With ‘All Hallows Eve’ rapidly approaching, Liz McIvor our Curator of Social History & Technology was inspired to write a suitably themed post, looking at folk traditions and superstitions relating to the ‘undead’.
She writes:
Going through boxes of paper ephemera in storage recently and finding a press cutting from the Bradford Daily Telegraph (later to become part of the Telegraph and Argus), I encountered a snippet on the ‘burial at stake’ of a body at the ‘Bradford Crossroads’. The story written in the 1920’s was a piece of reminiscence journalism about ‘days gone by’ and referred to a contemporary account of a person having been interred in such a manner in the city centre in the early 1800’s.
By 1823 an act of parliament had been passed to ban the practice of ‘crossroad’ burial in Britain. This involved pinning a body upright in a deep hole with a wooden stake, and according to folk magic belief, this would prevent a distressed and unbalanced earth-bound spirit from becoming reanimated and roaming around the world of the living. The stakes in question are not the small hand-held ones seen in current films and tv shows, but more like large fence posts!
Should staking the body not stop the spirit ‘walking, then locating the burial at a Cross roads were thought to be a confusing so that a spirit would not know which way to take to return home.
Those who had taken their own lives were not buried according to Christian ritual and could not be interred in churchyards because suicide was held to be unlawful and was termed ‘self murder’. Due to the fact that many citizens could be devout Christians and at the same time have a strong sense of belief in the supernatural, there are similar tales from all over the country and a widespread everyday use of charms and spells again evil spirits and malevolent forces.
Traditionally, scaffolds and gibbets had been placed at a crossroads to indicate to strangers that the law held sway and discourage criminal behaviour but also to ‘cast out’ those who had acted contrary to their community.
By the later 1700’s rapid growth and movement of population due to the Industrial revolution meant that rural communities and practices for those who were ‘outside the law’ continued to operate in what were becoming busy, crowded places.
Bradford’s population alone grew by 100,000 in just fifty years, turning it from a small semi rural market town into an overcrowded bustling city full of new factories, roads and houses. Practices like crossroad burial were no longer local affairs and even George III complained about such macabre events along the roadside making the country look uncivilized and holding up traffic.

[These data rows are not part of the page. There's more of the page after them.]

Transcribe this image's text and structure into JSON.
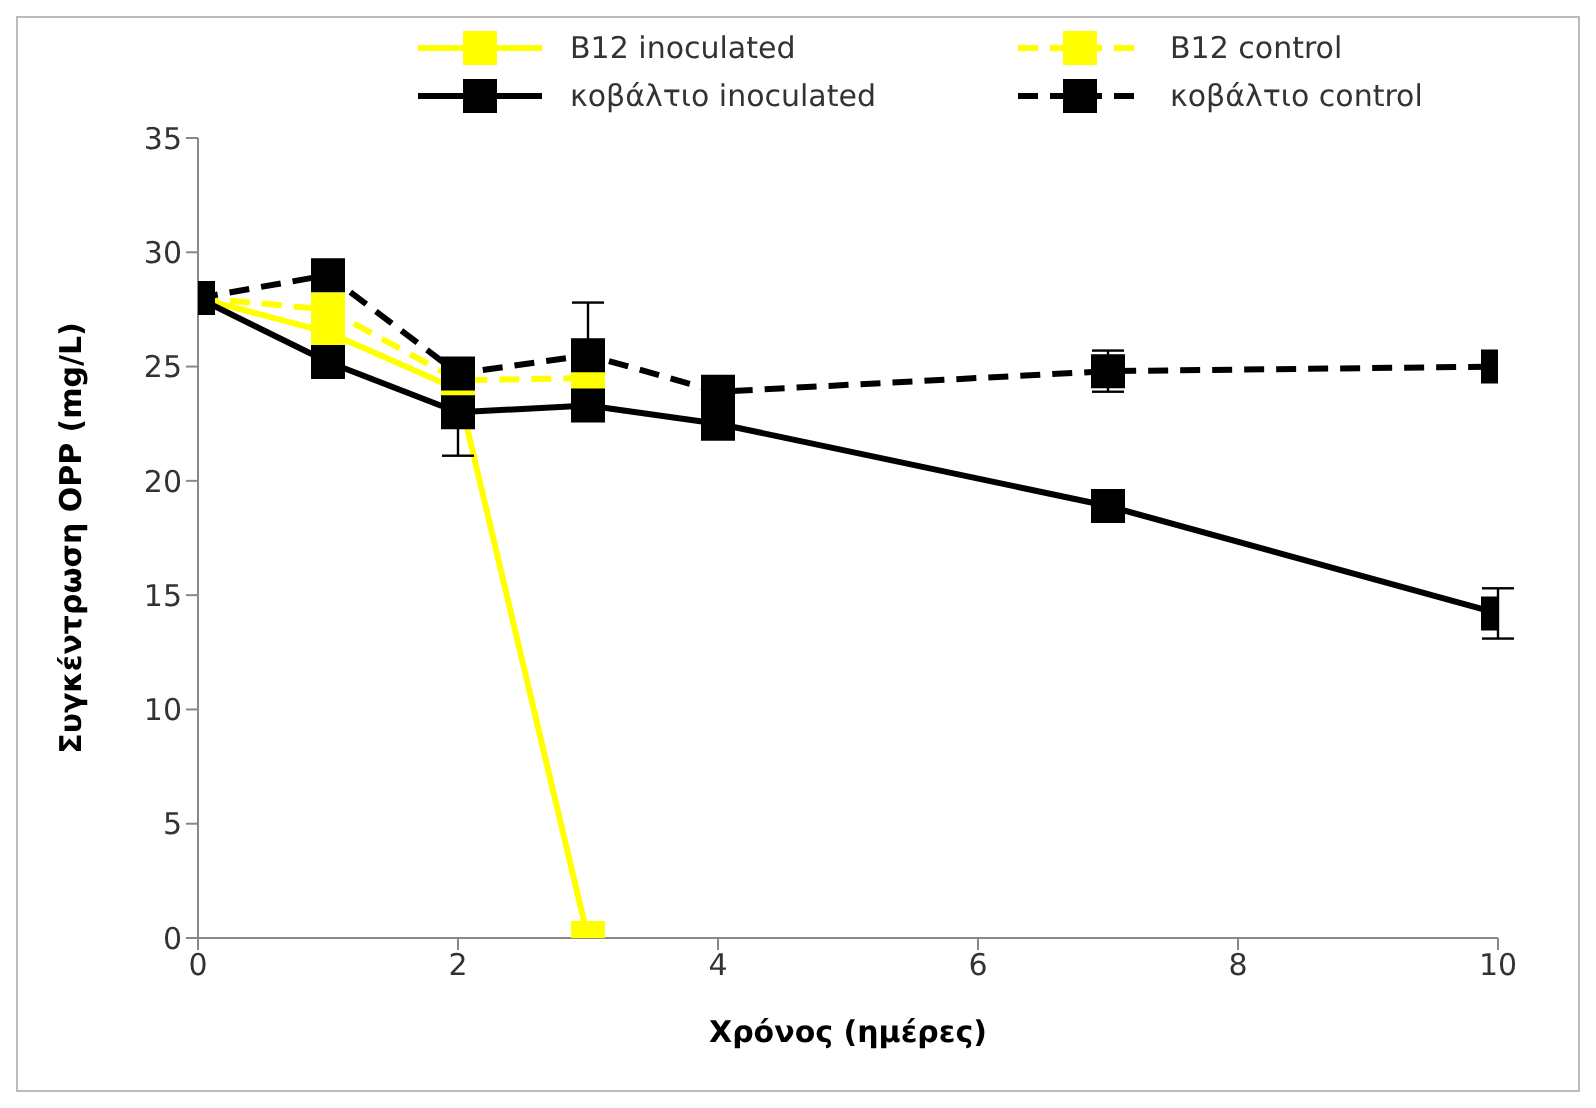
{
  "chart_data": {
    "type": "line",
    "xlabel": "Χρόνος (ημέρες)",
    "ylabel": "Συγκέντρωση OPP (mg/L)",
    "x": [
      0,
      1,
      2,
      3,
      4,
      7,
      10
    ],
    "xlim": [
      0,
      10
    ],
    "xticks": [
      0,
      2,
      4,
      6,
      8,
      10
    ],
    "ylim": [
      0,
      35
    ],
    "yticks": [
      0,
      5,
      10,
      15,
      20,
      25,
      30,
      35
    ],
    "grid": false,
    "legend": "top right",
    "marker": "square",
    "series": [
      {
        "name": "B12 inoculated",
        "color": "#ffff00",
        "line_style": "solid",
        "x": [
          0,
          1,
          2,
          3
        ],
        "values": [
          28,
          26.5,
          24,
          0
        ]
      },
      {
        "name": "B12 control",
        "color": "#ffff00",
        "line_style": "dashed",
        "x": [
          0,
          1,
          2,
          3
        ],
        "values": [
          28,
          27.5,
          24.4,
          24.5
        ]
      },
      {
        "name": "κοβάλτιο inoculated",
        "color": "#000000",
        "line_style": "solid",
        "values": [
          28,
          25.2,
          23,
          23.3,
          22.5,
          18.9,
          14.2
        ],
        "errors": [
          null,
          null,
          1.9,
          null,
          null,
          null,
          1.1
        ]
      },
      {
        "name": "κοβάλτιο control",
        "color": "#000000",
        "line_style": "dashed",
        "values": [
          28,
          29,
          24.7,
          25.5,
          23.9,
          24.8,
          25
        ],
        "errors": [
          null,
          null,
          null,
          2.3,
          null,
          0.9,
          null
        ]
      }
    ]
  }
}
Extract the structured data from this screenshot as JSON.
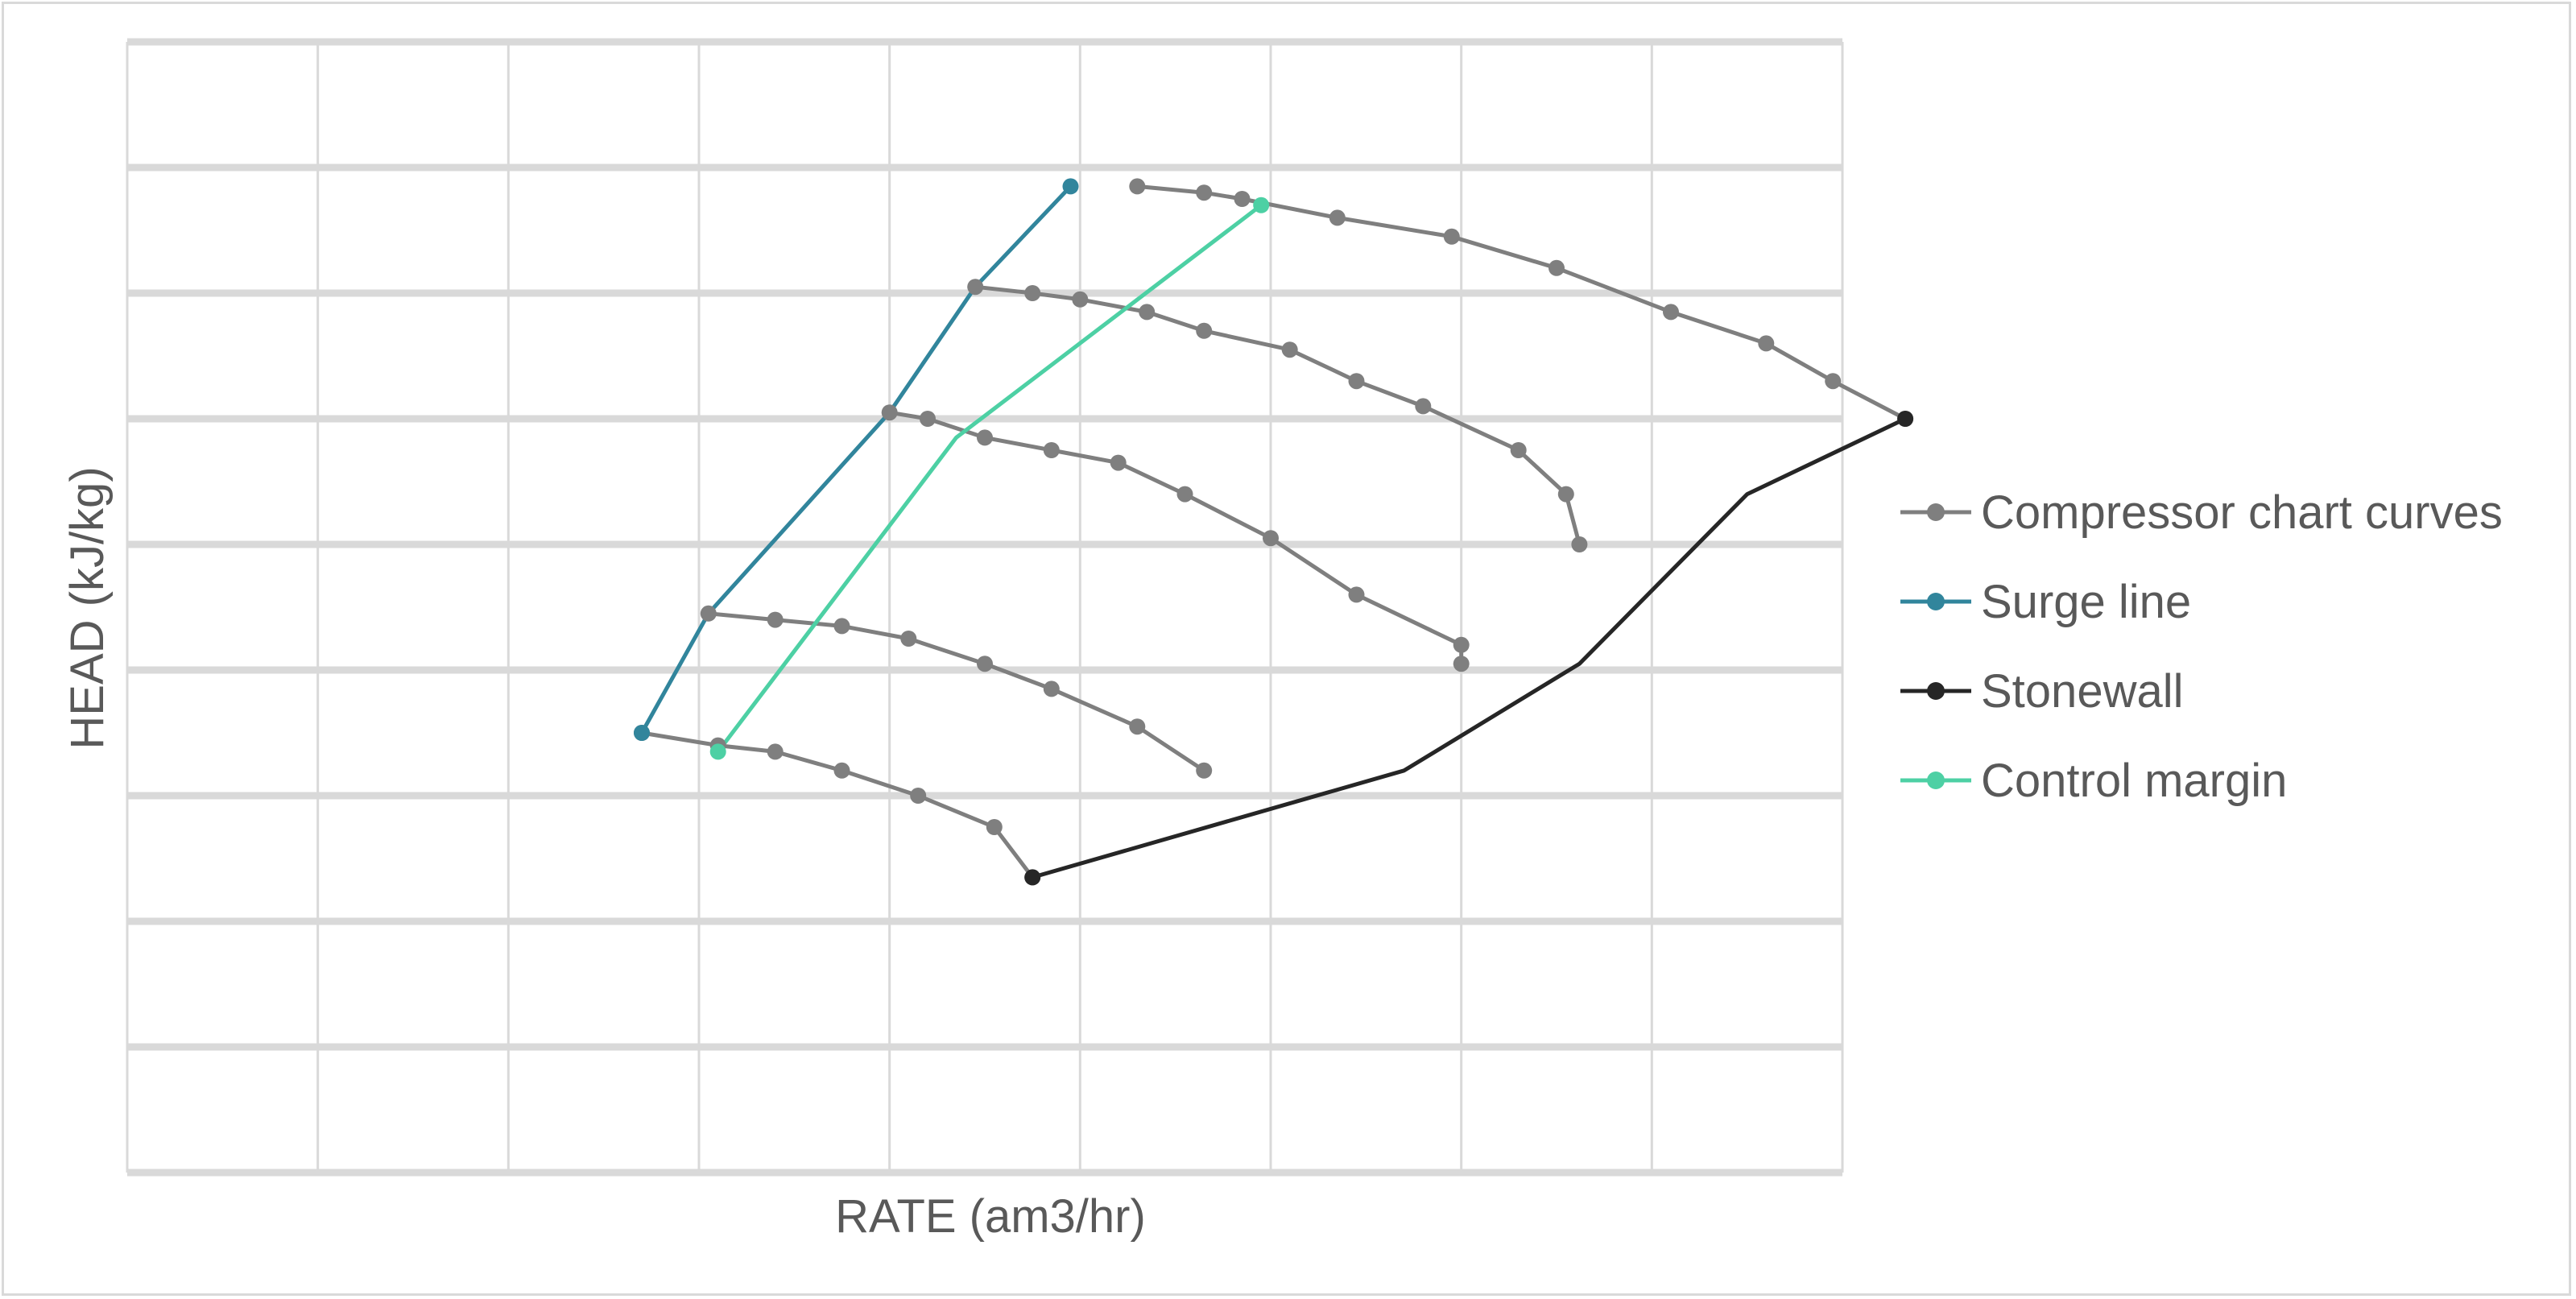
{
  "chart_data": {
    "type": "scatter",
    "title": "",
    "xlabel": "RATE (am3/hr)",
    "ylabel": "HEAD (kJ/kg)",
    "xlim": [
      0,
      9
    ],
    "ylim": [
      0,
      9
    ],
    "x_gridlines": [
      0,
      1,
      2,
      3,
      4,
      5,
      6,
      7,
      8,
      9
    ],
    "y_gridlines": [
      0,
      1,
      2,
      3,
      4,
      5,
      6,
      7,
      8,
      9
    ],
    "grid": true,
    "tick_labels_shown": false,
    "legend_position": "right",
    "series": [
      {
        "name": "Compressor chart curves",
        "color": "#7f7f7f",
        "curves": [
          [
            [
              5.3,
              7.85
            ],
            [
              5.65,
              7.8
            ],
            [
              5.85,
              7.75
            ],
            [
              6.35,
              7.6
            ],
            [
              6.95,
              7.45
            ],
            [
              7.5,
              7.2
            ],
            [
              8.1,
              6.85
            ],
            [
              8.6,
              6.6
            ],
            [
              8.95,
              6.3
            ],
            [
              9.33,
              6.0
            ]
          ],
          [
            [
              4.45,
              7.05
            ],
            [
              4.75,
              7.0
            ],
            [
              5.0,
              6.95
            ],
            [
              5.35,
              6.85
            ],
            [
              5.65,
              6.7
            ],
            [
              6.1,
              6.55
            ],
            [
              6.45,
              6.3
            ],
            [
              6.8,
              6.1
            ],
            [
              7.3,
              5.75
            ],
            [
              7.55,
              5.4
            ],
            [
              7.62,
              5.0
            ]
          ],
          [
            [
              4.0,
              6.05
            ],
            [
              4.2,
              6.0
            ],
            [
              4.5,
              5.85
            ],
            [
              4.85,
              5.75
            ],
            [
              5.2,
              5.65
            ],
            [
              5.55,
              5.4
            ],
            [
              6.0,
              5.05
            ],
            [
              6.45,
              4.6
            ],
            [
              7.0,
              4.2
            ],
            [
              7.0,
              4.05
            ]
          ],
          [
            [
              3.05,
              4.45
            ],
            [
              3.4,
              4.4
            ],
            [
              3.75,
              4.35
            ],
            [
              4.1,
              4.25
            ],
            [
              4.5,
              4.05
            ],
            [
              4.85,
              3.85
            ],
            [
              5.3,
              3.55
            ],
            [
              5.65,
              3.2
            ]
          ],
          [
            [
              2.7,
              3.5
            ],
            [
              3.1,
              3.4
            ],
            [
              3.4,
              3.35
            ],
            [
              3.75,
              3.2
            ],
            [
              4.15,
              3.0
            ],
            [
              4.55,
              2.75
            ],
            [
              4.75,
              2.35
            ]
          ]
        ]
      },
      {
        "name": "Surge line",
        "color": "#31859c",
        "points": [
          [
            2.7,
            3.5
          ],
          [
            3.05,
            4.45
          ],
          [
            4.0,
            6.05
          ],
          [
            4.45,
            7.05
          ],
          [
            4.95,
            7.85
          ]
        ]
      },
      {
        "name": "Stonewall",
        "color": "#262626",
        "points": [
          [
            4.75,
            2.35
          ],
          [
            6.7,
            3.2
          ],
          [
            7.62,
            4.05
          ],
          [
            8.5,
            5.4
          ],
          [
            9.33,
            6.0
          ]
        ]
      },
      {
        "name": "Control margin",
        "color": "#4dd0a4",
        "points": [
          [
            3.1,
            3.35
          ],
          [
            4.35,
            5.85
          ],
          [
            5.95,
            7.7
          ]
        ]
      }
    ]
  }
}
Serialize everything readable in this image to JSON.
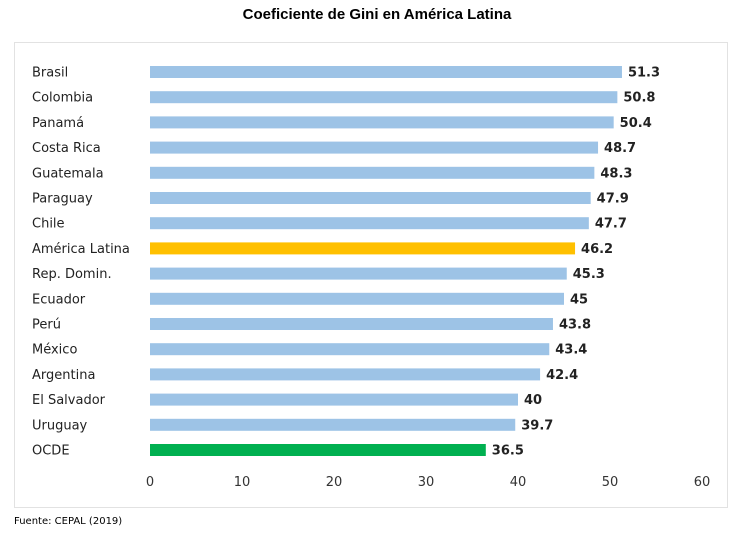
{
  "chart_data": {
    "type": "bar",
    "orientation": "horizontal",
    "title": "Coeficiente de Gini en América Latina",
    "categories": [
      "Brasil",
      "Colombia",
      "Panamá",
      "Costa Rica",
      "Guatemala",
      "Paraguay",
      "Chile",
      "América Latina",
      "Rep. Domin.",
      "Ecuador",
      "Perú",
      "México",
      "Argentina",
      "El Salvador",
      "Uruguay",
      "OCDE"
    ],
    "values": [
      51.3,
      50.8,
      50.4,
      48.7,
      48.3,
      47.9,
      47.7,
      46.2,
      45.3,
      45,
      43.8,
      43.4,
      42.4,
      40,
      39.7,
      36.5
    ],
    "value_labels": [
      "51.3",
      "50.8",
      "50.4",
      "48.7",
      "48.3",
      "47.9",
      "47.7",
      "46.2",
      "45.3",
      "45",
      "43.8",
      "43.4",
      "42.4",
      "40",
      "39.7",
      "36.5"
    ],
    "colors": [
      "#9dc3e6",
      "#9dc3e6",
      "#9dc3e6",
      "#9dc3e6",
      "#9dc3e6",
      "#9dc3e6",
      "#9dc3e6",
      "#ffc000",
      "#9dc3e6",
      "#9dc3e6",
      "#9dc3e6",
      "#9dc3e6",
      "#9dc3e6",
      "#9dc3e6",
      "#9dc3e6",
      "#00b050"
    ],
    "xlim": [
      0,
      60
    ],
    "xticks": [
      "0",
      "10",
      "20",
      "30",
      "40",
      "50",
      "60"
    ],
    "xlabel": "",
    "ylabel": "",
    "grid": false,
    "legend": "none"
  },
  "source": "Fuente: CEPAL (2019)"
}
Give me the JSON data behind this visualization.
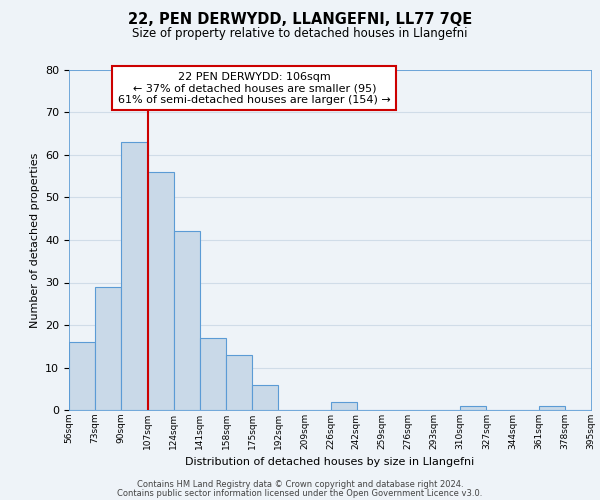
{
  "title": "22, PEN DERWYDD, LLANGEFNI, LL77 7QE",
  "subtitle": "Size of property relative to detached houses in Llangefni",
  "xlabel": "Distribution of detached houses by size in Llangefni",
  "ylabel": "Number of detached properties",
  "bar_edges": [
    56,
    73,
    90,
    107,
    124,
    141,
    158,
    175,
    192,
    209,
    226,
    242,
    259,
    276,
    293,
    310,
    327,
    344,
    361,
    378,
    395
  ],
  "bar_heights": [
    16,
    29,
    63,
    56,
    42,
    17,
    13,
    6,
    0,
    0,
    2,
    0,
    0,
    0,
    0,
    1,
    0,
    0,
    1,
    0
  ],
  "bar_color": "#c9d9e8",
  "bar_edge_color": "#5b9bd5",
  "vline_x": 107,
  "vline_color": "#cc0000",
  "ylim": [
    0,
    80
  ],
  "yticks": [
    0,
    10,
    20,
    30,
    40,
    50,
    60,
    70,
    80
  ],
  "annotation_line1": "22 PEN DERWYDD: 106sqm",
  "annotation_line2": "← 37% of detached houses are smaller (95)",
  "annotation_line3": "61% of semi-detached houses are larger (154) →",
  "footer_line1": "Contains HM Land Registry data © Crown copyright and database right 2024.",
  "footer_line2": "Contains public sector information licensed under the Open Government Licence v3.0.",
  "grid_color": "#d0dce8",
  "background_color": "#eef3f8",
  "tick_labels": [
    "56sqm",
    "73sqm",
    "90sqm",
    "107sqm",
    "124sqm",
    "141sqm",
    "158sqm",
    "175sqm",
    "192sqm",
    "209sqm",
    "226sqm",
    "242sqm",
    "259sqm",
    "276sqm",
    "293sqm",
    "310sqm",
    "327sqm",
    "344sqm",
    "361sqm",
    "378sqm",
    "395sqm"
  ]
}
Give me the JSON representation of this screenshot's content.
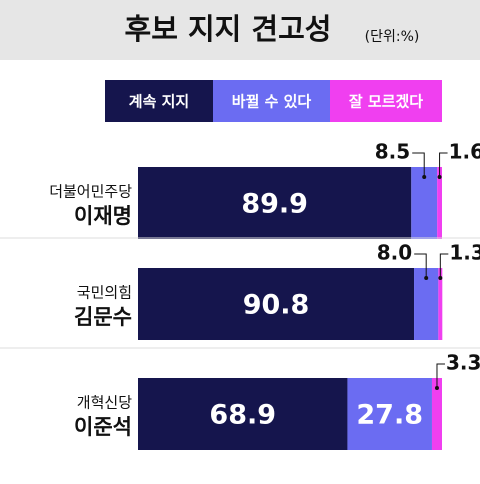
{
  "chart_data": {
    "type": "stacked-bar",
    "title": "후보 지지 견고성",
    "subtitle": "(단위:%)",
    "categories": [
      [
        "더불어민주당",
        "이재명"
      ],
      [
        "국민의힘",
        "김문수"
      ],
      [
        "개혁신당",
        "이준석"
      ]
    ],
    "series": [
      {
        "name": "계속 지지",
        "color": "#15154d",
        "values": [
          89.9,
          90.8,
          68.9
        ]
      },
      {
        "name": "바뀔 수 있다",
        "color": "#6b6cf2",
        "values": [
          8.5,
          8.0,
          27.8
        ],
        "value_labels": [
          "8.5",
          "8.0",
          "27.8"
        ]
      },
      {
        "name": "잘 모르겠다",
        "color": "#f03ff0",
        "values": [
          1.6,
          1.3,
          3.3
        ]
      }
    ],
    "xlim": [
      0,
      100
    ]
  }
}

The individuals buried in this way are usually lost to history as their names do not usually appear in church registers. Occasionally they remain as a ‘folk memory’. In his 1886 history of Keighley, John Clough reflected on a Steeton crossroads burial of a ‘Nanny’ as being an old story from where the name Nanny Hill or Nan Hill came. ‘Goldsmith’s Grave’ in Halifax stems from a similar story of the burial of a suicide who died in the 16th century.
A number of records mention such burials back to the Norman Conquest and they occur up and down the country, although many sites are now built over and remain heavily populated. The Bradford site was never investigated but the journalist made comment that nothing ‘untoward had been knowingly discovered during the digging of the tramlines by the corporation’ and ventured a guess that such remains might ‘be there yet’.